Vinogradova’s work revealed that cysteine reactivity to an electrophilic probe can serve as an indicator of molecular level changes associated with T cell activation. The binding of electrophilic compounds to cysteines can also impair a protein’s activity and, in some cases, trigger its destruction. The work provides an atlas of cysteines in T cells that could potentially be targeted by small molecules, which could be harnessed to design drugs that activate or repress T cells.
“This study highlighted to us that electrophilic compounds produce powerful effects on T cell biology and elucidating the targets of these small molecules has the potential to identify key druggable nodes within complex immune signaling networks,” Vinogradova says. “These results may ultimately provide a means to create drugs that impact pathological functions of immune cells.”
At Rockefeller, Vinogradova plans to expand this line of research, and will explore the cysteine reactivity of other cell types both within and beyond the immune system. She aims to better understand the molecular differences between pathologic and physiologic cell states and how those differences can be further leveraged from a pharmacological perspective. One of her goals is to profile the reactivity of cysteines in two types of brain cells implicated in multiple sclerosis: microglia and oligodendrocytes.

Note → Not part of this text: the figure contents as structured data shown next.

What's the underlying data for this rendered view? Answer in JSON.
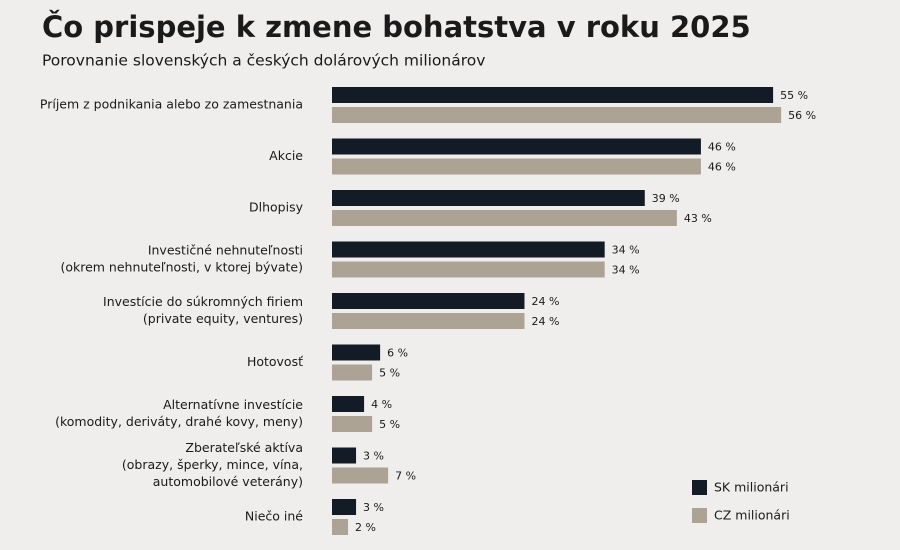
{
  "chart_data": {
    "type": "bar",
    "orientation": "horizontal",
    "title": "Čo prispeje k zmene bohatstva v roku 2025",
    "subtitle": "Porovnanie slovenských a českých dolárových milionárov",
    "categories": [
      [
        "Príjem z podnikania alebo zo zamestnania"
      ],
      [
        "Akcie"
      ],
      [
        "Dlhopisy"
      ],
      [
        "Investičné nehnuteľnosti",
        "(okrem nehnuteľnosti, v ktorej bývate)"
      ],
      [
        "Investície do súkromných firiem",
        "(private equity, ventures)"
      ],
      [
        "Hotovosť"
      ],
      [
        "Alternatívne investície",
        "(komodity, deriváty, drahé kovy, meny)"
      ],
      [
        "Zberateľské aktíva",
        "(obrazy, šperky, mince, vína,",
        "automobilové veterány)"
      ],
      [
        "Niečo iné"
      ]
    ],
    "series": [
      {
        "name": "SK milionári",
        "color": "#131c26",
        "values": [
          55,
          46,
          39,
          34,
          24,
          6,
          4,
          3,
          3
        ],
        "value_labels": [
          "55 %",
          "46 %",
          "39 %",
          "34 %",
          "24 %",
          "6 %",
          "4 %",
          "3 %",
          "3 %"
        ]
      },
      {
        "name": "CZ milionári",
        "color": "#aca395",
        "values": [
          56,
          46,
          43,
          34,
          24,
          5,
          5,
          7,
          2
        ],
        "value_labels": [
          "56 %",
          "46 %",
          "43 %",
          "34 %",
          "24 %",
          "5 %",
          "5 %",
          "7 %",
          "2 %"
        ]
      }
    ],
    "legend_position": "lower right"
  }
}
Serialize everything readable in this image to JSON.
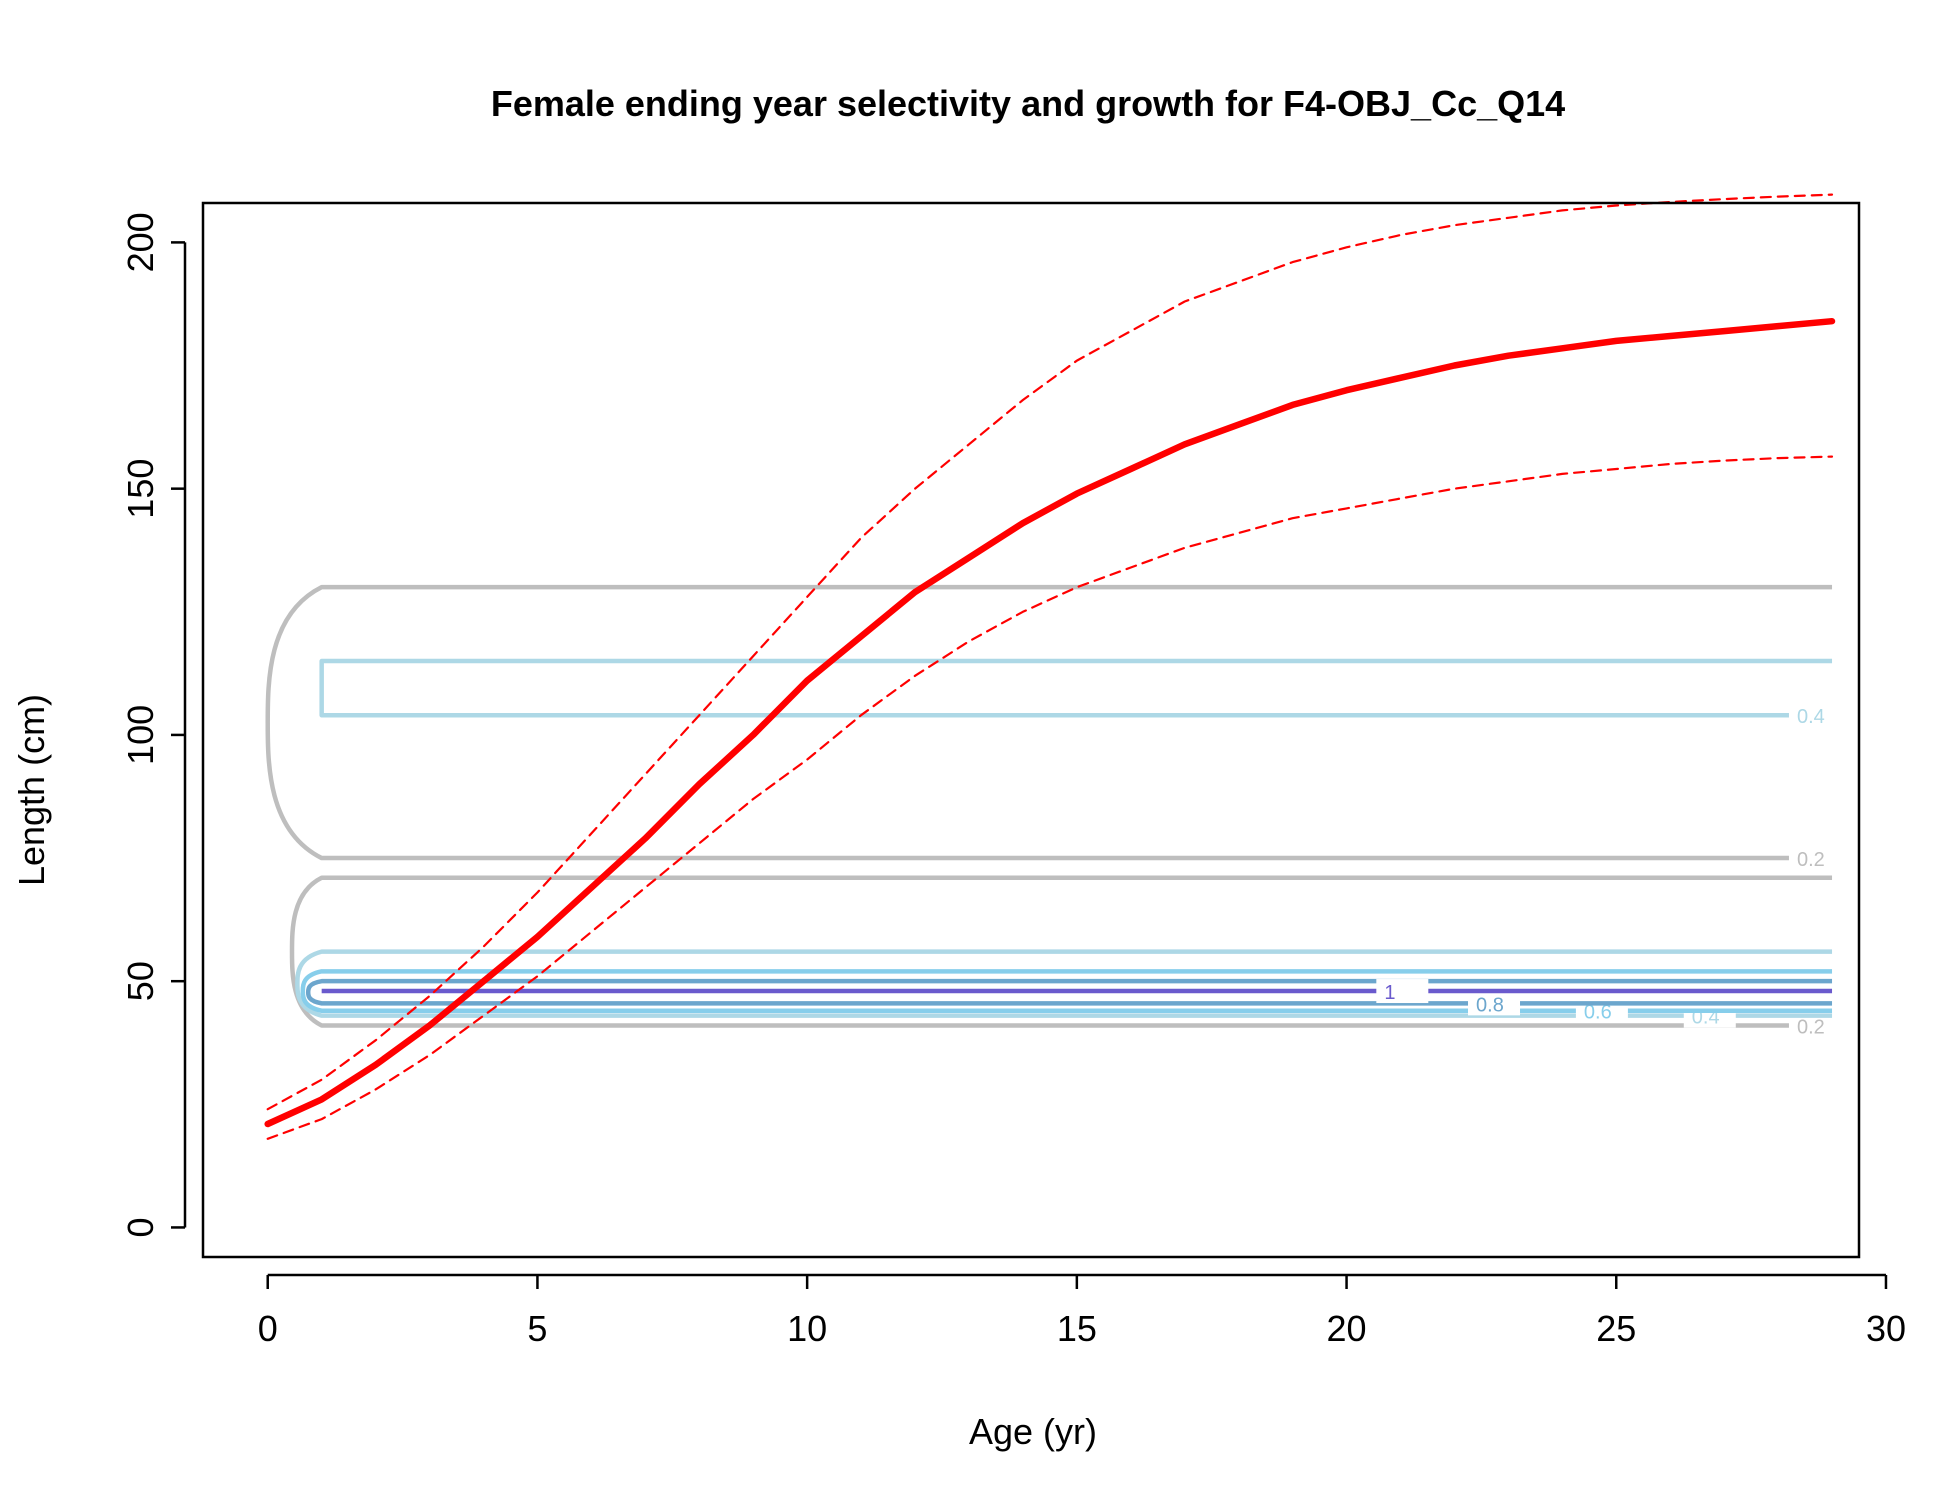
{
  "chart_data": {
    "type": "line",
    "title": "Female ending year selectivity and growth for F4-OBJ_Cc_Q14",
    "xlabel": "Age (yr)",
    "ylabel": "Length (cm)",
    "xlim": [
      -1.2,
      29.5
    ],
    "ylim": [
      -6,
      208
    ],
    "xticks": [
      0,
      5,
      10,
      15,
      20,
      25,
      30
    ],
    "yticks": [
      0,
      50,
      100,
      150,
      200
    ],
    "xtick_labels": [
      "0",
      "5",
      "10",
      "15",
      "20",
      "25",
      "30"
    ],
    "ytick_labels": [
      "0",
      "50",
      "100",
      "150",
      "200"
    ],
    "grid": false,
    "series": [
      {
        "role": "mean-length-at-age",
        "color": "#ff0000",
        "style": "solid",
        "x": [
          0,
          1,
          2,
          3,
          4,
          5,
          6,
          7,
          8,
          9,
          10,
          11,
          12,
          13,
          14,
          15,
          16,
          17,
          18,
          19,
          20,
          21,
          22,
          23,
          24,
          25,
          26,
          27,
          28,
          29
        ],
        "values": [
          21,
          26,
          33,
          41,
          50,
          59,
          69,
          79,
          90,
          100,
          111,
          120,
          129,
          136,
          143,
          149,
          154,
          159,
          163,
          167,
          170,
          172.5,
          175,
          177,
          178.5,
          180,
          181,
          182,
          183,
          184
        ]
      },
      {
        "role": "upper-interval",
        "color": "#ff0000",
        "style": "dashed",
        "x": [
          0,
          1,
          2,
          3,
          4,
          5,
          6,
          7,
          8,
          9,
          10,
          11,
          12,
          13,
          14,
          15,
          16,
          17,
          18,
          19,
          20,
          21,
          22,
          23,
          24,
          25,
          26,
          27,
          28,
          29
        ],
        "values": [
          24,
          30,
          38,
          47,
          57,
          68,
          80,
          92,
          104,
          116,
          128,
          140,
          150,
          159,
          168,
          176,
          182,
          188,
          192,
          196,
          199,
          201.5,
          203.5,
          205,
          206.5,
          207.5,
          208.2,
          208.8,
          209.3,
          209.7
        ]
      },
      {
        "role": "lower-interval",
        "color": "#ff0000",
        "style": "dashed",
        "x": [
          0,
          1,
          2,
          3,
          4,
          5,
          6,
          7,
          8,
          9,
          10,
          11,
          12,
          13,
          14,
          15,
          16,
          17,
          18,
          19,
          20,
          21,
          22,
          23,
          24,
          25,
          26,
          27,
          28,
          29
        ],
        "values": [
          18,
          22,
          28,
          35,
          43,
          51,
          60,
          69,
          78,
          87,
          95,
          104,
          112,
          119,
          125,
          130,
          134,
          138,
          141,
          144,
          146,
          148,
          150,
          151.5,
          153,
          154,
          155,
          155.7,
          156.2,
          156.5
        ]
      }
    ],
    "contours": [
      {
        "level": "0.2",
        "color": "#bebebe",
        "low": 75,
        "high": 130,
        "xstart": 1,
        "bulge": 1.0,
        "label_y": 75
      },
      {
        "level": "0.4",
        "color": "#add8e6",
        "low": 104,
        "high": 115,
        "xstart": 1,
        "bulge": 0.0,
        "label_y": 104
      },
      {
        "level": "0.2",
        "color": "#bebebe",
        "low": 41,
        "high": 71,
        "xstart": 1,
        "bulge": 0.55,
        "label_y": 41
      },
      {
        "level": "0.4",
        "color": "#add8e6",
        "low": 43,
        "high": 56,
        "xstart": 1,
        "bulge": 0.45,
        "label_y": 43
      },
      {
        "level": "0.6",
        "color": "#87ceeb",
        "low": 44,
        "high": 52,
        "xstart": 1,
        "bulge": 0.35,
        "label_y": 44
      },
      {
        "level": "0.8",
        "color": "#6ca6cd",
        "low": 45.5,
        "high": 50,
        "xstart": 1,
        "bulge": 0.25,
        "label_y": 45.5
      },
      {
        "level": "1",
        "color": "#6a5acd",
        "low": 48,
        "high": 48,
        "xstart": 1,
        "bulge": 0.0,
        "label_y": 48
      }
    ],
    "contour_label_x": [
      28.35,
      28.35,
      28.35,
      26.4,
      24.4,
      22.4,
      20.7
    ]
  }
}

“There is a growing appreciation of cysteine residues that can be targeted with small molecule electrophiles, but our ability to identify sites that can be selectively engaged in one cell state over another and to predict which of these target engagement events will produce an effect on protein function is still limited,” Vinogradova says. “Understanding these details will be important for the discovery and optimization of ligands with immunological activity.”

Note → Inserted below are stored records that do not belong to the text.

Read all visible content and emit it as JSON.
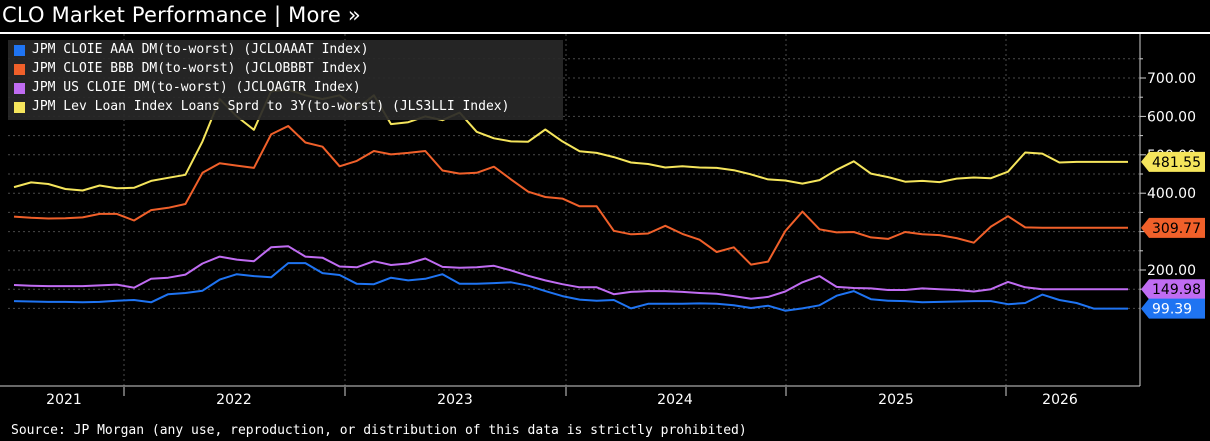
{
  "header": {
    "title": "CLO Market Performance | More »"
  },
  "footer": {
    "source": "Source:  JP Morgan (any use, reproduction, or distribution of this data is strictly prohibited)"
  },
  "chart_data": {
    "type": "line",
    "title": "CLO Market Performance",
    "x_tick_labels": [
      "2021",
      "2022",
      "2023",
      "2024",
      "2025",
      "2026"
    ],
    "y_tick_labels": [
      "200.00",
      "300.00",
      "400.00",
      "500.00",
      "600.00",
      "700.00"
    ],
    "ylim": [
      60,
      780
    ],
    "grid": true,
    "legend_position": "top-left",
    "x": [
      "2020-10",
      "2020-11",
      "2020-12",
      "2021-01",
      "2021-02",
      "2021-03",
      "2021-04",
      "2021-05",
      "2021-06",
      "2021-07",
      "2021-08",
      "2021-09",
      "2021-10",
      "2021-11",
      "2021-12",
      "2022-01",
      "2022-02",
      "2022-03",
      "2022-04",
      "2022-05",
      "2022-06",
      "2022-07",
      "2022-08",
      "2022-09",
      "2022-10",
      "2022-11",
      "2022-12",
      "2023-01",
      "2023-02",
      "2023-03",
      "2023-04",
      "2023-05",
      "2023-06",
      "2023-07",
      "2023-08",
      "2023-09",
      "2023-10",
      "2023-11",
      "2023-12",
      "2024-01",
      "2024-02",
      "2024-03",
      "2024-04",
      "2024-05",
      "2024-06",
      "2024-07",
      "2024-08",
      "2024-09",
      "2024-10",
      "2024-11",
      "2024-12",
      "2025-01",
      "2025-02",
      "2025-03",
      "2025-04",
      "2025-05",
      "2025-06",
      "2025-07",
      "2025-08",
      "2025-09",
      "2025-10",
      "2025-11",
      "2025-12",
      "2026-01",
      "2026-02",
      "2026-03"
    ],
    "series": [
      {
        "name": "JPM CLOIE AAA DM(to-worst) (JCLOAAAT Index)",
        "color": "#1f74f2",
        "values": [
          119,
          118,
          117,
          117,
          116,
          117,
          120,
          122,
          116,
          137,
          140,
          146,
          175,
          189,
          184,
          181,
          218,
          218,
          192,
          187,
          164,
          163,
          180,
          173,
          177,
          189,
          164,
          164,
          166,
          168,
          159,
          145,
          132,
          123,
          120,
          122,
          100,
          112,
          112,
          112,
          113,
          112,
          108,
          101,
          107,
          94,
          100,
          108,
          133,
          145,
          124,
          120,
          119,
          116,
          117,
          118,
          119,
          119,
          111,
          114,
          136,
          122,
          114,
          99.39,
          99.39,
          99.39
        ]
      },
      {
        "name": "JPM CLOIE BBB DM(to-worst) (JCLOBBBT Index)",
        "color": "#f0602a",
        "values": [
          339,
          336,
          334,
          335,
          337,
          346,
          346,
          329,
          356,
          362,
          372,
          453,
          478,
          472,
          466,
          553,
          575,
          532,
          521,
          470,
          484,
          510,
          501,
          505,
          510,
          459,
          451,
          453,
          469,
          436,
          404,
          390,
          386,
          366,
          366,
          302,
          293,
          295,
          315,
          294,
          279,
          247,
          259,
          214,
          222,
          301,
          352,
          306,
          298,
          299,
          285,
          281,
          299,
          293,
          291,
          283,
          271,
          313,
          340,
          311,
          309.77,
          309.77,
          309.77,
          309.77,
          309.77,
          309.77
        ]
      },
      {
        "name": "JPM US CLOIE DM(to-worst) (JCLOAGTR Index)",
        "color": "#c06cf2",
        "values": [
          161,
          159,
          158,
          158,
          158,
          160,
          162,
          154,
          177,
          180,
          188,
          217,
          235,
          227,
          223,
          259,
          262,
          235,
          232,
          209,
          207,
          223,
          213,
          217,
          230,
          208,
          206,
          207,
          211,
          199,
          185,
          173,
          163,
          155,
          155,
          137,
          143,
          145,
          145,
          143,
          140,
          138,
          132,
          125,
          130,
          144,
          168,
          184,
          156,
          153,
          152,
          148,
          148,
          152,
          150,
          148,
          144,
          150,
          169,
          155,
          149.98,
          149.98,
          149.98,
          149.98,
          149.98,
          149.98
        ]
      },
      {
        "name": "JPM Lev Loan Index Loans Sprd to 3Y(to-worst) (JLS3LLI Index)",
        "color": "#f5e55c",
        "values": [
          416,
          428,
          424,
          411,
          407,
          420,
          413,
          414,
          432,
          440,
          448,
          535,
          645,
          600,
          565,
          665,
          670,
          655,
          645,
          655,
          620,
          655,
          580,
          585,
          600,
          590,
          610,
          560,
          543,
          535,
          534,
          566,
          535,
          509,
          505,
          494,
          480,
          476,
          467,
          470,
          467,
          466,
          460,
          449,
          436,
          433,
          425,
          434,
          461,
          483,
          451,
          442,
          430,
          432,
          429,
          438,
          441,
          439,
          456,
          506,
          503,
          480,
          481.55,
          481.55,
          481.55,
          481.55
        ]
      }
    ],
    "last_value_labels": [
      "481.55",
      "309.77",
      "149.98",
      "99.39"
    ]
  }
}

Another goal of her lab is to develop chemical methods to dissect and manipulate other types of amino acids, such as tyrosine, which is important in cell signaling. These advanced chemical probes will facilitate studies of the molecular pathways involved in immune regulation in healthy state and disease and can serve as lead compounds for the development of new therapies.
“Katya cleverly integrates novel tools she has developed from chemistry with proteomics, and cell biology to address fundamental questions in immunology and neuroscience, paving the way for new therapeutics,” says Richard P. Lifton, Rockefeller’s president. “She is going to be a great addition to our faculty.”

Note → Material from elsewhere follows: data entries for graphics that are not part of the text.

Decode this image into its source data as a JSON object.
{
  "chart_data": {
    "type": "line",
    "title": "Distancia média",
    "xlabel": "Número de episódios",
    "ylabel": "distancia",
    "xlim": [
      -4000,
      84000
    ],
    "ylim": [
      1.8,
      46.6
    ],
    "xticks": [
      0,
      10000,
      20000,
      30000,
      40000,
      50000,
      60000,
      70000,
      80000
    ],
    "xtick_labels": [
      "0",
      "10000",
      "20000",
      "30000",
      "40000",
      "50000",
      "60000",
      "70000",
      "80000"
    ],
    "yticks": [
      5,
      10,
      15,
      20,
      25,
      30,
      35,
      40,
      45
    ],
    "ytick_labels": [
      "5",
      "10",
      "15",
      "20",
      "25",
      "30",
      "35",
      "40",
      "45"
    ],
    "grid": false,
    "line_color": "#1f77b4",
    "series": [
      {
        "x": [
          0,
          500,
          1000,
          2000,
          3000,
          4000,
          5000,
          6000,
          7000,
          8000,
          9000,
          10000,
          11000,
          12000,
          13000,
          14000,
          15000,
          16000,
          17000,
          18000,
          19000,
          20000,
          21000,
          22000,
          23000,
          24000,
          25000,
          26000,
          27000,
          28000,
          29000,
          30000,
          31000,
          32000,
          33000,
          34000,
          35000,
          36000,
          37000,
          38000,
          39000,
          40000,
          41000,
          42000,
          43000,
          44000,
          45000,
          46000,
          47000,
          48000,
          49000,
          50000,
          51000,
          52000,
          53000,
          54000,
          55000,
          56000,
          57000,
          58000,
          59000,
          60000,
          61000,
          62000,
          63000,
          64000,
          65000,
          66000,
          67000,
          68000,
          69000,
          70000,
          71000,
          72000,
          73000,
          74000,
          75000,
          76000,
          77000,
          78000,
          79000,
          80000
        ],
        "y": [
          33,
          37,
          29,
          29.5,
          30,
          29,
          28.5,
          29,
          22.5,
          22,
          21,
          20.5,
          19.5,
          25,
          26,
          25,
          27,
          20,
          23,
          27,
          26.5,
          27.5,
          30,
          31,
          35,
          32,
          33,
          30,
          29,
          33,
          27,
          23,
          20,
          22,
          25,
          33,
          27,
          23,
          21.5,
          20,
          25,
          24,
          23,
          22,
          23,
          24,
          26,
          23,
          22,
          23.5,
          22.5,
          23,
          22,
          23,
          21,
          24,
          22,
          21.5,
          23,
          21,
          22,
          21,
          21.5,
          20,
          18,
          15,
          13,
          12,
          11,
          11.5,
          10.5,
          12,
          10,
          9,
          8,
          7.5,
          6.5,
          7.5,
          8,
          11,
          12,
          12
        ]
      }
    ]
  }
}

Vinogradova credits her mother and her high school teachers for inspiring her interest in chemistry. A native of Russia, she studied chemistry at the Moscow Chemical Lyceum, a high school dedicated to education and hands-on research experience in chemistry. Her undergraduate and master’s degrees are from the Higher Chemical College of the Russian Academy of Sciences. She spent summers working as an intern in academic research labs across the United States, Switzerland, and France. She began her Ph.D. studies at MIT in 2010. She moved on to postdoctoral training at Scripps as a Pfizer Fellow of Life Sciences Research Foundation in 2015.